Baco est de ceux qui pensent que deux Etats dans un même archipel n’ont pas à réécrire le destin commun. Il ne souhaite plus qu’on fasse l’amalgame entre les Comores et un statut politique, quel qu’il soit. « On est une région, une culture, une histoire ». Un pays où l’esprit de division s’est emparé de tous les cerveaux disponibles sans crier gare. « C’est pour cette raison que j’ai traficoté l’image de Hergé sur la pochette avec des clandestins. Pour insister sur le fait que nous sommes fiers de chasser les Anjouanais. C’est à pleurer ». Au fond, Baco Mourchid rêve d’entente cordiale entre les îles. Voilà pourquoi il a d’abord fait paraître ce disque dans l’océan Indien, avant de chercher à le faire connaître ailleurs. Il y a comme un message derrière ce travail musical :« Que les Comoriens se tiennent la main et avancent enfin ensemble ».

Lors d’un live au 360 à Paris en octobre 2020.
La haine n’engendre que de la peur et du malheur. « Niyambi keza lulu » affirme un adage populaire de l’autre côté de l’Archipel. « Tu te rends compte ? A Mayotte, ceux qui parlent malgache n’ont jamais dit qu’ils étaient malgaches. Aujourd’hui, il y a une réelle division entre ceux qui sont malgaches et ceux qui ne le sont pas ». Et Baco de se demander jusqu’où cette histoire va nous mener ? Et quelles en seront les limites ? « C’est pour ça que je dis “hadisi na yendre umbeli”. Il faut que cette histoire avance d’un bon pas. Il faut qu’on en finisse. En plus, c’est entretenu par des gens en qui on a confiance. Les gens les suivent s’ils disent quelque chose. Tout le monde suit le mouvement. Quand ils disent “Maore nayilale, wantru lala” ». Dans son regard, on devine sans peine les noms des politiques incriminés. « On ne peut pas rester avec des slogans du genre “Maore nayi hime” depuis le temps des Soroda jusqu’à nos jours. Il faut que ça change ».

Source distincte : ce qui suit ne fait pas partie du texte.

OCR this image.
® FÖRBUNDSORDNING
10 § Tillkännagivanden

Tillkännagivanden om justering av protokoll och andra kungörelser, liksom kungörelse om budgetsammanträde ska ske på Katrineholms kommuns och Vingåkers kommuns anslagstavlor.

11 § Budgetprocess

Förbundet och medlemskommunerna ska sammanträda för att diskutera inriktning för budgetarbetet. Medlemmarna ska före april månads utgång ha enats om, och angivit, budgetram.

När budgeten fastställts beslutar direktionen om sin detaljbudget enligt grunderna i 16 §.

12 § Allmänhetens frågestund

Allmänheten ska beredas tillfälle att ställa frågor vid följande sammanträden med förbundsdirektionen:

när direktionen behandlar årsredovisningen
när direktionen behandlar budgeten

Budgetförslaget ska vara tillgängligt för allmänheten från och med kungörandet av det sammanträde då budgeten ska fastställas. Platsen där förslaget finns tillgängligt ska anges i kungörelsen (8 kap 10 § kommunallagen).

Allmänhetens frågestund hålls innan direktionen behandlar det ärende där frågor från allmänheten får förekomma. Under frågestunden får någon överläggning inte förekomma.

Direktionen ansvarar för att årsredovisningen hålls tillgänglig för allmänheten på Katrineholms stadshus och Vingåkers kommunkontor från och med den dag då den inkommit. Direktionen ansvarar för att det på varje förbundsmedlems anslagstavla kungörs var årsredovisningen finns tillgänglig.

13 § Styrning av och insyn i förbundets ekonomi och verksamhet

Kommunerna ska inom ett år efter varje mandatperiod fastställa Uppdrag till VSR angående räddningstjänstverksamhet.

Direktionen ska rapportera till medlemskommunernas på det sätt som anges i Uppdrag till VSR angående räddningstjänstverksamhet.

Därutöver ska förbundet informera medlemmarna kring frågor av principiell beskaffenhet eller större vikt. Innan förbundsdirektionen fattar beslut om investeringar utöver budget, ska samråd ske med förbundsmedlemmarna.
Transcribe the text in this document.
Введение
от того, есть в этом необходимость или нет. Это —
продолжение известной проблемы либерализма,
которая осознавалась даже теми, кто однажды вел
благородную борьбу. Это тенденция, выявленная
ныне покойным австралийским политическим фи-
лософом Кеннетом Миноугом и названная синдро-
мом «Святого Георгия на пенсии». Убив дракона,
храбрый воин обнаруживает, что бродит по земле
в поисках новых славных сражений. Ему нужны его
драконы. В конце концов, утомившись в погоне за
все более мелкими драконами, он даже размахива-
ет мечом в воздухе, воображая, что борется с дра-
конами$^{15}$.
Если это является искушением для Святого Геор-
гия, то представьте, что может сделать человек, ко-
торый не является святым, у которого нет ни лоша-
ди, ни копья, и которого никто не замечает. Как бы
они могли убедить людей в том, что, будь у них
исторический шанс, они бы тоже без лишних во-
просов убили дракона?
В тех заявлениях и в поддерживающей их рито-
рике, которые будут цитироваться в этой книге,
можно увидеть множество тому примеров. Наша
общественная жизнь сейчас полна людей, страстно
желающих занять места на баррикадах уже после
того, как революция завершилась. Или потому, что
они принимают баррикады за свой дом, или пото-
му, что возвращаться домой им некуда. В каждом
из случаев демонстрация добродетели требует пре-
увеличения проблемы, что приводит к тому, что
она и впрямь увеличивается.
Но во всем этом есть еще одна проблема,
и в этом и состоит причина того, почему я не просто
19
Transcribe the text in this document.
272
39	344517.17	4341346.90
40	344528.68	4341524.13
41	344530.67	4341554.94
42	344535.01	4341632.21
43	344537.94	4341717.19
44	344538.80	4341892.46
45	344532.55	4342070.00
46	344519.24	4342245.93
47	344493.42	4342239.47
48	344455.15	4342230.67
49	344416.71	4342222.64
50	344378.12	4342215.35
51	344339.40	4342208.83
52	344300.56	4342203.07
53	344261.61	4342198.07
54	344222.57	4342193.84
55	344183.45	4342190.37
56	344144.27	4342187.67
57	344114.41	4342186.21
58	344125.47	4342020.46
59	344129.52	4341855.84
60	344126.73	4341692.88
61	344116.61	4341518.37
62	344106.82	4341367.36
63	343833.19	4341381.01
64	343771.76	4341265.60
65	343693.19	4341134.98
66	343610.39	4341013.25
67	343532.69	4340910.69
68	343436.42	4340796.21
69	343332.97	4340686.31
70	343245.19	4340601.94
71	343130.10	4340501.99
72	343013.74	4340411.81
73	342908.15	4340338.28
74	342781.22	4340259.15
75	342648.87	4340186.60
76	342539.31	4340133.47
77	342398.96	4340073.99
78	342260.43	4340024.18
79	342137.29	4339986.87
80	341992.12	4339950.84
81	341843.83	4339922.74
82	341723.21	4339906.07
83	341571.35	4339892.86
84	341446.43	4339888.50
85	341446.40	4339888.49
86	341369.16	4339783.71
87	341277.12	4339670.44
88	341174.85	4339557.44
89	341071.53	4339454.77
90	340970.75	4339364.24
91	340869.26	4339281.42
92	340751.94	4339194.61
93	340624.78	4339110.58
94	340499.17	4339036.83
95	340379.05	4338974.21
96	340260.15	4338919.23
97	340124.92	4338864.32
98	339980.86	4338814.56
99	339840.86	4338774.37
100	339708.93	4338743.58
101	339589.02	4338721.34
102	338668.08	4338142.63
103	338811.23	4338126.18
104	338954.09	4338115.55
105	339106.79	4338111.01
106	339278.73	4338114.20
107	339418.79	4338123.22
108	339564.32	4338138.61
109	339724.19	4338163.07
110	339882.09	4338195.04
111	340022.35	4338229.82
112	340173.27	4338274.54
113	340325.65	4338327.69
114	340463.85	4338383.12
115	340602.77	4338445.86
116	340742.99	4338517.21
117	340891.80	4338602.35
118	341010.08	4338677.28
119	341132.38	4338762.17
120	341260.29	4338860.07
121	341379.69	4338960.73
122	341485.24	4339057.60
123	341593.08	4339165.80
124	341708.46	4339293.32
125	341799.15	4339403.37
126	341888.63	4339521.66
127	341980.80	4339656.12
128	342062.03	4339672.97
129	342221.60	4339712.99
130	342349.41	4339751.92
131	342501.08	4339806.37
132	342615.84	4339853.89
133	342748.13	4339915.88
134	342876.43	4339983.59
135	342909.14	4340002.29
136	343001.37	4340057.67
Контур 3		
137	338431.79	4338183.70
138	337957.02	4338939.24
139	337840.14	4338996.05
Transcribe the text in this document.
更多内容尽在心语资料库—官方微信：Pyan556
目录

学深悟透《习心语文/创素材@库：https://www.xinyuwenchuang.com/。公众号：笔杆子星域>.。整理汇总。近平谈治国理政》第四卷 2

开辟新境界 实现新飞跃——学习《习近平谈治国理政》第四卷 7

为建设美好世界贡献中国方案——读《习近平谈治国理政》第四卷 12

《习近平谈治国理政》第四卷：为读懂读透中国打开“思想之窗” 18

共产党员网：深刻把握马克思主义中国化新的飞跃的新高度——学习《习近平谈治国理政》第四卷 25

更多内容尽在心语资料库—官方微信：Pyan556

Baco serait-il pour autant en train de redonner corps à ses chansons engagées ? Lui qui avoue une certaine admiration pour les auteurs de l’île de Ngazidja (« C’est Ngazidja qui a commencé à écrire des chansons engagées ») pense simplement que les artistes ont un rôle à jouer dans cette bataille. « On n’écrit pas assez sur la division. C’est ce qui fait notre faiblesse. Et je pense qu’il y a une conscience générale à avoir sur la gravité des choses » déclare-t-il d’un air désabusé. Avant de poursuivre : « Nous ne pouvons pas nier que nous avons des liens culturels, familiaux. La politique ne peut pas tout casser. Voilà pourquoi j’ai centré le discours de cet album autour du fait qu’il faut qu’on prenne langue et qu’on se parle. Le dialogue doit reprendre entre les îles. La souveraineté des sultans ne nous a jamais empêchés d’être aussi serrés familialement et culturellement ».